Los Golen habían favorecido la
presencia francesa en Italia porque tenían a la Casa de Francia por incondicionalmente güelfa:
jamás previeron que de su seno saldría un Rey gibelino. Tal confianza se vio
recompensada en principio por la terrible represión que Carlos de Anjou
descargó sobre el partido gibelino y los miembros de la Casa de Suabia. Y estos
“servicios” tuvieron el efecto de aumentar la influencia francesa en los
asuntos de Roma. Felipe IV sabría aprovecharse de esa situación
para preparar secretamente la resurreción del partido gibelino. Sus principales
aliados serían los miembros de la familia Colonna, y el cardenal Hugo Aicilin,
quienes se comunicaban con él por medio de Pierre de Paroi, Prior de Chaise,
que era Señor del Perro y agente secreto francés: a todos se les habían
ofertado ricos Condados franceses a cambio de apoyo en el Sacro Colegio. El
apoyo consistía, desde luego, en impedir que fuese elegido un Papa Golen o, en
el mejor de los casos, nombrar un domínico.

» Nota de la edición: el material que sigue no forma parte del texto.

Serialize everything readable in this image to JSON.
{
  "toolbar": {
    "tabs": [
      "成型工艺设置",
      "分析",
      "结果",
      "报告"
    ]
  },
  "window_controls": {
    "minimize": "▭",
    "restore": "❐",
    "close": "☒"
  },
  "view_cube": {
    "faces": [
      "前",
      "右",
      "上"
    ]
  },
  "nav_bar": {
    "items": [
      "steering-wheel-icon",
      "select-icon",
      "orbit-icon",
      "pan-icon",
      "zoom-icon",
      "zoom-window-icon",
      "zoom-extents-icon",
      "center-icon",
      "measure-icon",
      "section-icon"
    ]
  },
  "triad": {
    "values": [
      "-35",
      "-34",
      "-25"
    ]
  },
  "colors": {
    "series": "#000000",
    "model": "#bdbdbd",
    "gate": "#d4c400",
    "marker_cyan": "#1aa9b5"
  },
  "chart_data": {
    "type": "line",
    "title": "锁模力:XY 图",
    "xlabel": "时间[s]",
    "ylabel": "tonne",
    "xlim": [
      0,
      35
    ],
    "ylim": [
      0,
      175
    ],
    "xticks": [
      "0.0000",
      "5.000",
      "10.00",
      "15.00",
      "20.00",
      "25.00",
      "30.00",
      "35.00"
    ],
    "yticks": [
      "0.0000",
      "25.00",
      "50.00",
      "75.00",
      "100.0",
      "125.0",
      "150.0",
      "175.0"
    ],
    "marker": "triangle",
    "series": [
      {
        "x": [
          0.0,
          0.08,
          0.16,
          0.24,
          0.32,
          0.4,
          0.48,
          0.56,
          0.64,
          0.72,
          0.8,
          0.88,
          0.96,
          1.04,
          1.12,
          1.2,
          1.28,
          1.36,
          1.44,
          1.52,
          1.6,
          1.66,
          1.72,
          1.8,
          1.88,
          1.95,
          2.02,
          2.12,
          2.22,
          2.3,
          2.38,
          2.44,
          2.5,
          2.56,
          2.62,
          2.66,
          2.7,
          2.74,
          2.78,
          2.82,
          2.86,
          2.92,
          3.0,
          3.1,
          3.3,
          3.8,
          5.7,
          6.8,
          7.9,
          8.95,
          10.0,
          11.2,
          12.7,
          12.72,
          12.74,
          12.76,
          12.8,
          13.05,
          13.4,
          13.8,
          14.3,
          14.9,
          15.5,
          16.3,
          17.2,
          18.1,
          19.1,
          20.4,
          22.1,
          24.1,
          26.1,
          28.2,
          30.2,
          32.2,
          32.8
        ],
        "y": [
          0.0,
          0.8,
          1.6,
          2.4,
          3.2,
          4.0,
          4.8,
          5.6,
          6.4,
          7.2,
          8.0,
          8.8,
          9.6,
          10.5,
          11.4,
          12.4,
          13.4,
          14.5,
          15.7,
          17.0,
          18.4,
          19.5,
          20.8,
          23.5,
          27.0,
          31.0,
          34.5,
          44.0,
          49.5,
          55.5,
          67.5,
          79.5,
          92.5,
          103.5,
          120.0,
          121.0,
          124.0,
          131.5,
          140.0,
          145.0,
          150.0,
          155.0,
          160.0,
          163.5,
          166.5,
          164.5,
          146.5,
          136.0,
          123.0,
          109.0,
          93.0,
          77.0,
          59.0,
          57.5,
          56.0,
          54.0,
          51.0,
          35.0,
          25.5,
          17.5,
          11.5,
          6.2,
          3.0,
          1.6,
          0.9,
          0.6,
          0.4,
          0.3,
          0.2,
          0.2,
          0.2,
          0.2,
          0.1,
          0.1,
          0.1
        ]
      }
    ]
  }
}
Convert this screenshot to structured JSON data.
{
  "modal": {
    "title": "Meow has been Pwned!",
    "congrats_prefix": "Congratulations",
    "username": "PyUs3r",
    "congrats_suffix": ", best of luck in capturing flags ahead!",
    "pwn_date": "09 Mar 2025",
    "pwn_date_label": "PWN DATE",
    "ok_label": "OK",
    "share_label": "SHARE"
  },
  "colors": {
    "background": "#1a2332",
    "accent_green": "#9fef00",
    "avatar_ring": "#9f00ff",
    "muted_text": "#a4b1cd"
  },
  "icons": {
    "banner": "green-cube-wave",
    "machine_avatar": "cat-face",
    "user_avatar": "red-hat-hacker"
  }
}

La de los Colonna era una familia de
nobles romanos que durante varios siglos tuvieron mucho peso en el Gobierno de
Roma y en la Iglesia
Católica. Poseían una serie de Señoríos en la región
montañosa que va desde Roma a Nápoles, de suerte que casi todos los caminos
hacia el Sur de Italia pasaban por sus tierras. En esos días, había dos
Cardenales Colonna: el anciano Jacobo Colonna, patrono de la Orden de los Franciscanos
Espirituales, y su sobrino, Pedro Colonna. El hermano mayor de Pedro, Juan
Colonna, en el mismo período, fue Senador y Gobernador de Roma. Ocioso es decir
que esta familia constituía un Clan poderoso, que formaba partido con otros
Señores, Caballeros y Obispos; tal partido se hallaba enfrentado, con mucha
fuerza, contra el segundo Clan importante, el de los Orsini o Ursinos, quienes
eran decididamente güelfos y estaban controlados por los Golen. Ambos grupos
dominaban a los restantes Cardenales que debían decidir en la elección papal;
hasta ese momento, las posiciones se hallaban empatadas, optando los Colonna
por trabar todos los intentos de los Golen y proponer, a su vez, a miembros de
su propio Clan.
Pero la Iglesia Católica
era en esa Epoca, una organización extendida por todo el Orbe, poseedora de
miles de Iglesias y Señoríos vasallos que canalizaban hacia Roma cuantiosas
sumas de dinero y valiosas mercancías; su administración no podía quedar mucho
tiempo a la deriva. Así las cosas, luego de dos años y tres meses de
discusiones, la situación se tornó lo suficientemente insostenible como para
exigir la elección sin más dilaciones. Entonces, visto que no iba a surgir
acuerdo para nombrar Papa alguno de los Cardenales presentes, se conviene en
designar a un no purpurado. Los dos grupos piensan en un testaferro, un Papa
débil cuya voluntad pueda ser dirigida en secreto. Y entonces, el 5 de Julio de
1294, se alcanza la unanimidad de los votos, optando todos por Pedro de
Murrone, un Santo ermitaño de ochenta y cinco años que vivía retirado en una
caverna de los Abruzos.
Los Franciscanos Espirituales,
dirigidos por Jacobo Colonna, habían retomado la antigua tradición monástica
inspirados en la Regla
de San Francisco y en la visión apocalíptica de Joaquín de Fiore. Treinta años
antes, Pedro era guía de varias comunidades de Franciscanos Espirituales, mas,
no satisfecho aún con el extremo rigor de la Orden , fundó la suya propia, que luego sería
recordada como la “Orden de los Celestinos”. Sin embargo, pese a que los
monasterios Celestinos se extendían continuamente por la región de los Abruzos
y la Italia
meridional, Pedro se había retirado a una cueva del Monte Murrone para
dedicarse a la vida contemplativa; se hallaba en aquel retiro cuando tuvo
noticias de su nombramiento para el cargo de Papa: dudaba sobre la conveniencia
de aceptar pero fue convencido por Carlos
II el Cojo, hijo de Carlos de Anjou, quien, liberado de la prisión
catalana reinaba entonces en Nápoles. Al fin, Pedro aceptó la investidura papal
y tomó el nombre de Celestino V: toda la cristiandad saludó alborozada
la entronización del Santo, de quien esperaban que pusiese freno al
materialismo y la inmoralidad reinante en la jerarquía eclesiástica y abriese la Iglesia a una reforma
espiritual. Se entiende pues, que para los Colonna, y para Felipe IV,
aquella elección tuviese sabor a triunfo.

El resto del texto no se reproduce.